Headed by GL Law’s head of commercial dispute resolution, Richard Gore and James Ramsden QC of The Astraea Group, the team acted for the Defendants in a long running contractual and copyright claim. The Claimant, Oysterware Ltd, issued an application for summary judgment on its copyright claim in May 2019. The application was eventually heard by the court in July 2020.
The claim has an interesting history, having started in 2012 when Intentor Ltd sought to terminate the contract it had with Oysterware for the provision of hardware in relation digital signage used in dental surgeries and proceedings being issued in 2017.
The claim was for damages arising from breach of contract, copyright infringement and breach of confidence – the latter two being claimed brought against 2 of Intentor’s director shareholders as well as in their personal capacity. Intentor counterclaimed for breach of contract and, as against Oysterware’s director shareholder, procuring a breach of contract and conspiracy to injure.
Unsurprisingly, no love was lost between the parties.
The process prior to the summary judgment hearing was not without incident either.
Oysterware’s application was unsupported by expert evidence, with their lawyers arguing that there was no need for such evidence to prove the copyright claim, a position disputed by Intentor who successfully applied to the court for permission to rely on expert evidence in response to the application.
Before Douglas Campbell QC (sitting as a Judge of the Chancery Division), Oysterware argued that Intentor had copied its embedded product. It argued that the embedded product was a single homogenous runtime image comprising code derived from Microsoft and put together in such a unique manner to attract copyright.
Intentor argued that rather than being a product with any special features, the “embedded product” was a general-purpose computer with a standard Windows XP operating system and that no copyright was owed to Oysterware in a Microsoft operating system.
The Judge dismissed the application citing the following reasons:
- Subsistence – whilst Oysterware maintained that copyright existed in the design of the embedded product, it had not clearly defined what it meant be “design”. There was confusion, and a failing in the claim as drafted, arising from one witness who claimed that the “embedded product” was a compilation of components where the claim as drafted did not rely on copyright existing as a compilation. Further the witnesses’ s evidence was a matter of opinion and the Judge concluded he was unable to assess the evidence without further evidence.
- Infringement – when deciding whether Intentor had copied the original components of the “embedded product”, the Judge had reference to Intentor’s expert who stated that in his view 70% of the “embedded product” lacked originality. Oysterware sought to argue that this was irrelevant but this in turn raised questions (again) over the “embedded product’s” structure and whether it involved any intellectual creation alongside a significant dispute as to whether what Oysterware was trying to protect was functionality which, if the case, would have been outside the ambit of copyright protection
Taking into account all the issues, the Judge found that there were significant triable issues, highlighting the possible need for Oysterware to re-define its claim as drafted. He dismissed the application.
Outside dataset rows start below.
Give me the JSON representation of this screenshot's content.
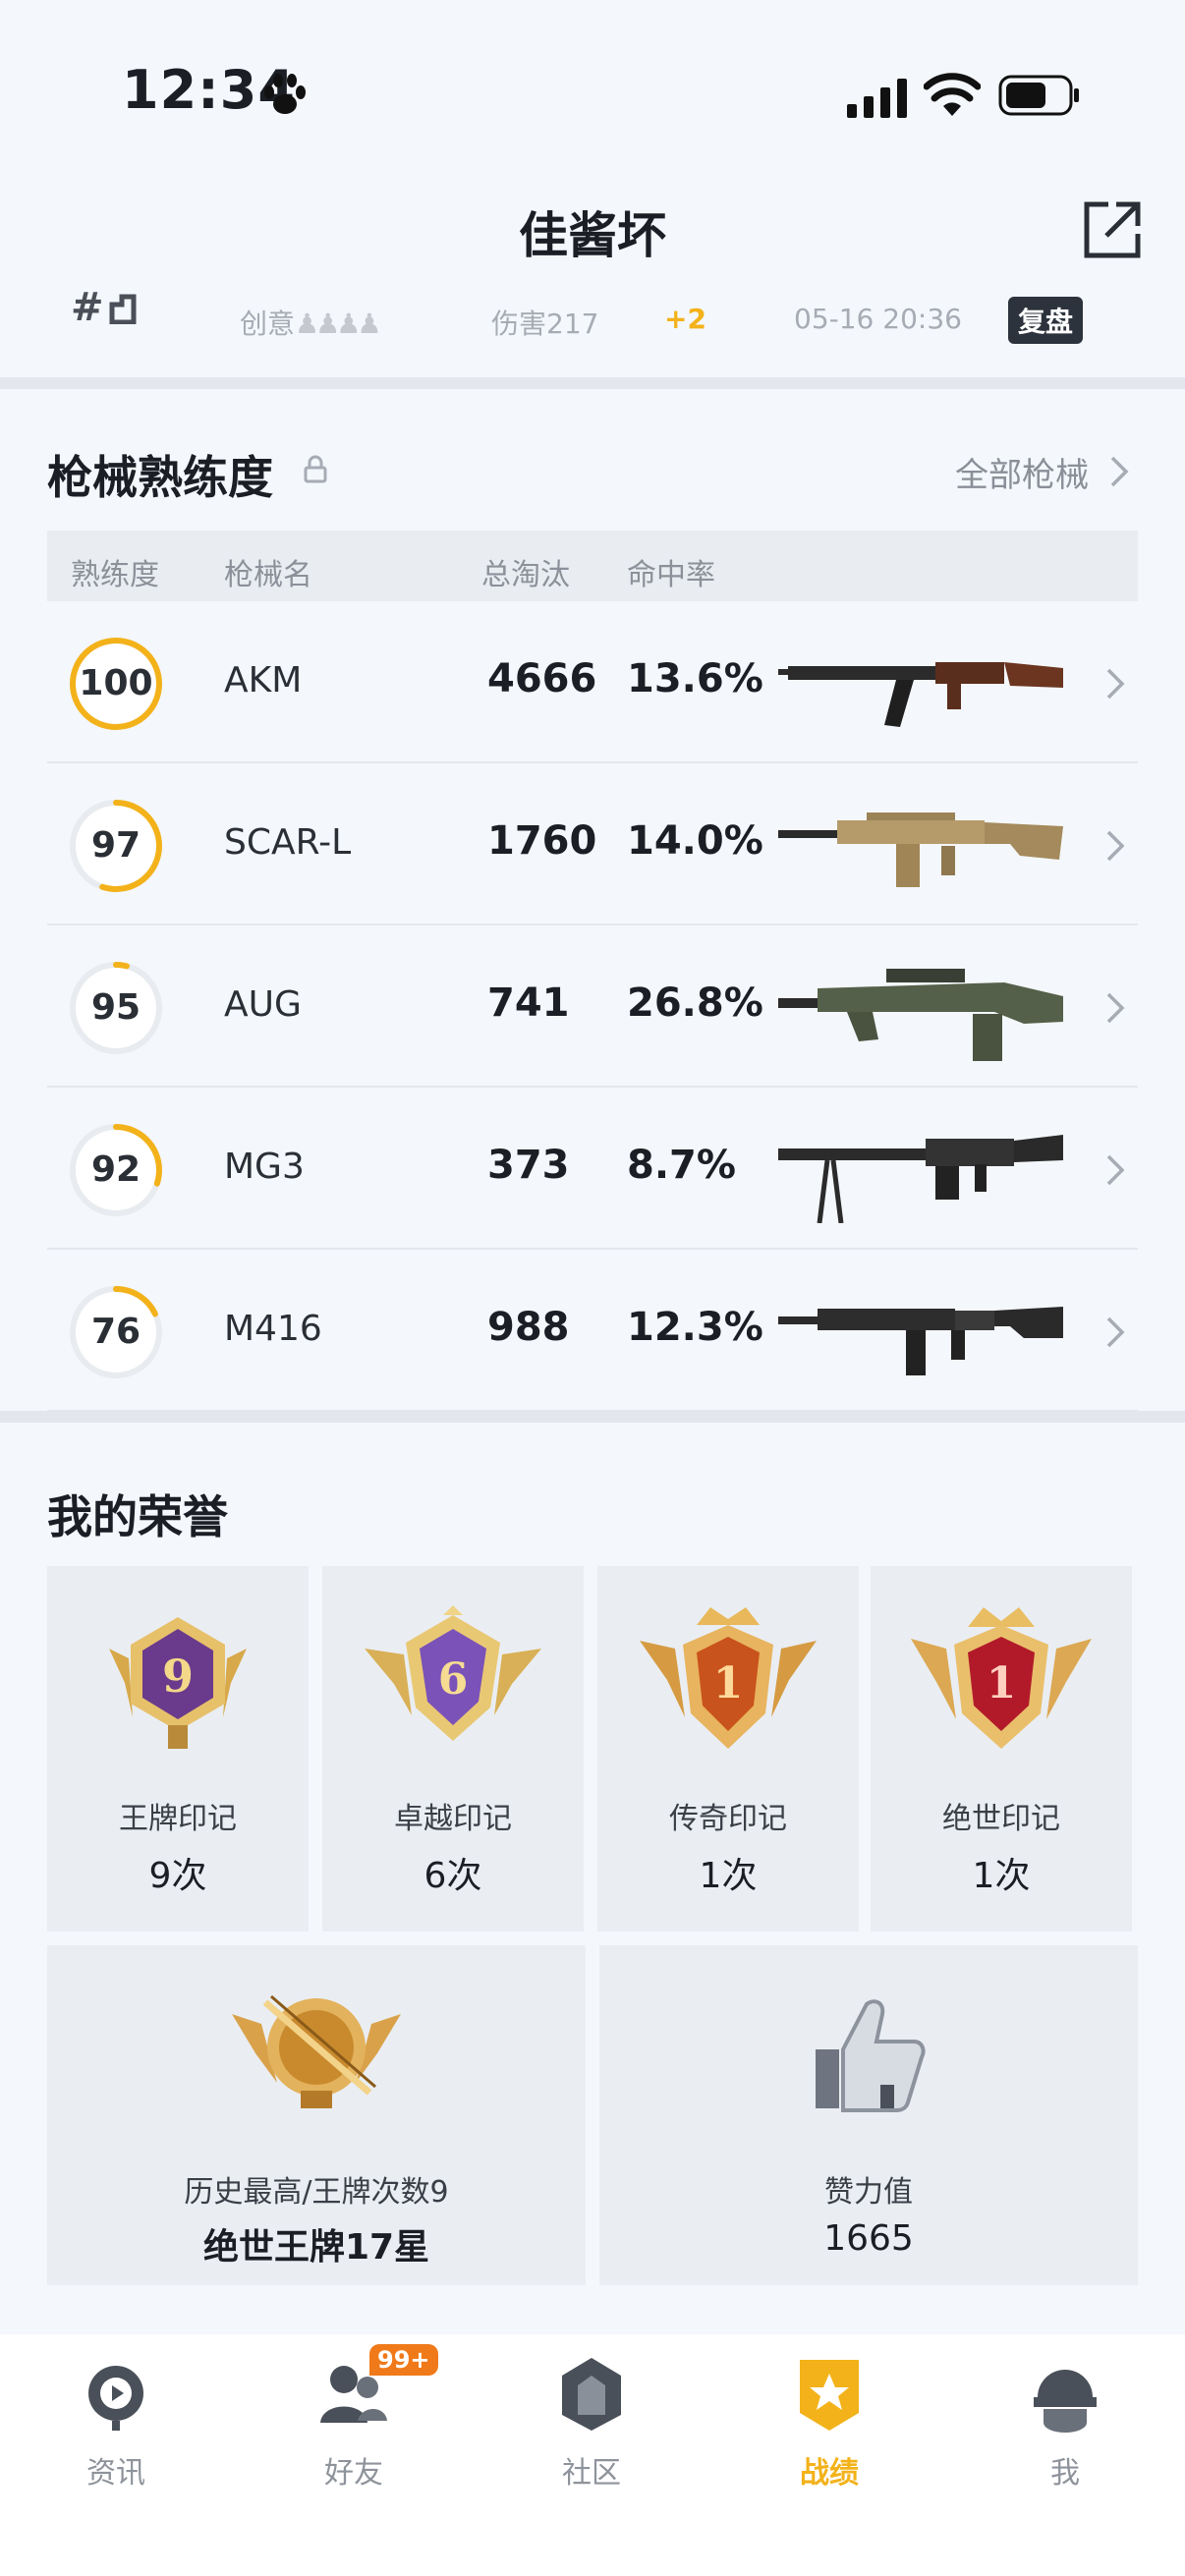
{
  "status_bar": {
    "time": "12:34"
  },
  "header": {
    "title": "佳酱坏"
  },
  "match": {
    "rank": "#",
    "mode": "创意",
    "damage": "伤害217",
    "delta": "+2",
    "time": "05-16 20:36",
    "replay_label": "复盘"
  },
  "weapons": {
    "title": "枪械熟练度",
    "all_label": "全部枪械",
    "columns": [
      "熟练度",
      "枪械名",
      "总淘汰",
      "命中率"
    ],
    "rows": [
      {
        "level": "100",
        "progress": 1.0,
        "name": "AKM",
        "kills": "4666",
        "accuracy": "13.6%"
      },
      {
        "level": "97",
        "progress": 0.55,
        "name": "SCAR-L",
        "kills": "1760",
        "accuracy": "14.0%"
      },
      {
        "level": "95",
        "progress": 0.04,
        "name": "AUG",
        "kills": "741",
        "accuracy": "26.8%"
      },
      {
        "level": "92",
        "progress": 0.3,
        "name": "MG3",
        "kills": "373",
        "accuracy": "8.7%"
      },
      {
        "level": "76",
        "progress": 0.18,
        "name": "M416",
        "kills": "988",
        "accuracy": "12.3%"
      }
    ]
  },
  "honors": {
    "title": "我的荣誉",
    "marks": [
      {
        "badge_number": "9",
        "label": "王牌印记",
        "count": "9次",
        "color": "#6a3b8c"
      },
      {
        "badge_number": "6",
        "label": "卓越印记",
        "count": "6次",
        "color": "#7a52b8"
      },
      {
        "badge_number": "1",
        "label": "传奇印记",
        "count": "1次",
        "color": "#c9531c"
      },
      {
        "badge_number": "1",
        "label": "绝世印记",
        "count": "1次",
        "color": "#b21a2a"
      }
    ],
    "best": {
      "label": "历史最高/王牌次数9",
      "value": "绝世王牌17星"
    },
    "likes": {
      "label": "赞力值",
      "value": "1665"
    }
  },
  "tabbar": {
    "friends_badge": "99+",
    "tabs": [
      {
        "label": "资讯",
        "icon": "news-icon"
      },
      {
        "label": "好友",
        "icon": "friends-icon"
      },
      {
        "label": "社区",
        "icon": "community-icon"
      },
      {
        "label": "战绩",
        "icon": "record-icon",
        "active": true
      },
      {
        "label": "我",
        "icon": "profile-icon"
      }
    ]
  },
  "colors": {
    "accent": "#f3b21a",
    "ring_track": "#e8ebef"
  }
}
The learning from the decision is that where alleging copyright infringement, the Claimant must clearly identify the aspects of the application where protection is claimed and to define clearly how it is alleged to have been infringed. Where a party starts with an off the shelf toolkit (here produced by Microsoft) it is likely to be difficult to establish either the subsistence, or infringement, of copyright.
Richard Gore said: “This was a significant victory for my clients which fundamentally altered the course of the proceedings. Claimants who want to plead copyright infringement should take care in detailing the claim carefully rather than adopting a broad-brush approach.”
James Ramsden QC said: “The legal protection of software applications is a hugely important and unsurprisingly fast-moving area. What the summary judgment has already established is that great care needs to be taken by claimants to define what aspect of the software application they are seeking to protect and precisely how they say it has been infringed. Given that most commercial applications are adaptations of marketed software toolkits produced by major market participants such as Microsoft (which was the case here) that is not always easy.”